Plus récemment, le syndicat d'eau du département de la Vienne a mis en place une politique similaire autour de ses 15 secteurs de captages prioritaires. Deux zones d'environ 70 hectares ont déjà été acquises sur les communes d'Availles-Limouzine et-Curzay sur-Vonne. « Ce sont des agriculteurs qui partaient en retraite qui nous ont contactés car ils savaient qu'on leur donnerait un bon prix. L'objectif est de garder des prairies sur ces zones et donc de maintenir l'élevage en rendant le foncier accessible », explique Lydie Blanchet, animatrice ressource territoriale Eaux de Vienne.

Mais il existe des endroits où certaines acquisitions de terre ont déjà généré des conflits. C'est le cas de la commune de Nort-sur-Erdre, en Loire-Atlantique. La collectivité s'est positionnée pour acheter 1,8 hectare de terres agricoles sur les champs captants que le fermier en place voulait également acquérir. La FNSEA 44 s'est fortement mobilisée en mars dernier pour exprimer son désaccord. « Ce n'est qu'un début, ils veulent acheter les 2 400 hectares du périmètre de captage », s'inquiète Nicolas Favry, président de la section syndicale locale. Il s'étonne de la stratégie de la commune alors que de nombreuses actions pour la qualité de l'eau sont déjà mises en place par les agriculteurs. « S'il y avait vraiment urgence et qu'on nous expropriait pour que les terres ne soient plus cultivées, on pourrait comprendre. Mais là, ils achètent les terres et ils nous laissent en place sans rien changer, ça n'a pas de sens », s'exclame-t-il.

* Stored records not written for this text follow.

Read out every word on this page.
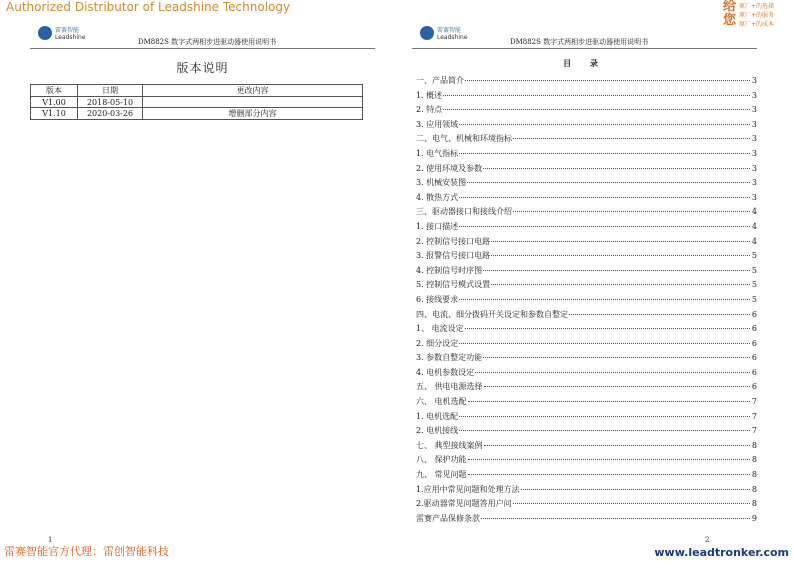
Authorized Distributor of Leadshine Technology	给您
原厂+的选择
原厂+的服务
原厂+的成本
雷赛智能
Leadshine
DM882S 数字式两相步进驱动器使用说明书
版本说明
版本	日期	更改内容
V1.00	2018-05-10	
V1.10	2020-03-26	增删部分内容
1
雷赛智能
Leadshine
DM882S 数字式两相步进驱动器使用说明书
目 录
一、产品简介	3
1. 概述	3
2. 特点	3
3. 应用领域	3
二、电气、机械和环境指标	3
1. 电气指标	3
2. 使用环境及参数	3
3. 机械安装图	3
4. 散热方式	3
三、驱动器接口和接线介绍	4
1. 接口描述	4
2. 控制信号接口电路	4
3. 报警信号接口电路	5
4. 控制信号时序图	5
5. 控制信号模式设置	5
6. 接线要求	5
四、电流、细分拨码开关设定和参数自整定	6
1、 电流设定	6
2. 细分设定	6
3. 参数自整定功能	6
4. 电机参数设定	6
五、 供电电源选择	6
六、 电机选配	7
1. 电机选配	7
2. 电机接线	7
七、 典型接线案例	8
八、 保护功能	8
九、 常见问题	8
1.应用中常见问题和处理方法	8
2.驱动器常见问题答用户问	8
雷赛产品保修条款	9
2
雷赛智能官方代理：雷创智能科技	www.leadtronker.com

Ce phénomène d'acquisition du foncier agricole pour installer des baux ruraux environnementaux pourrait s'amplifier à l'avenir. La loi N°2019-1461 du 27 décembre 2019 instaure ainsi un nouveau droit de préemption des collectivités pour la préservation des ressources en eau destinées à la consommation humaine sur du foncier agricole. « Cette loi vient en concurrence directe avec les outils de médiation et de maîtrise du foncier par les Safer, indique Christophe Maillet. Même si elles détiennent un droit de préemption, leurs interventions se font dans 90% des surfaces acquises à l'amiable et permettent d'engager une réelle concertation entre collectivités et profession agricole, dans le cadre d'une gouvernance foncière partagée entre tous les acteurs du monde rural ».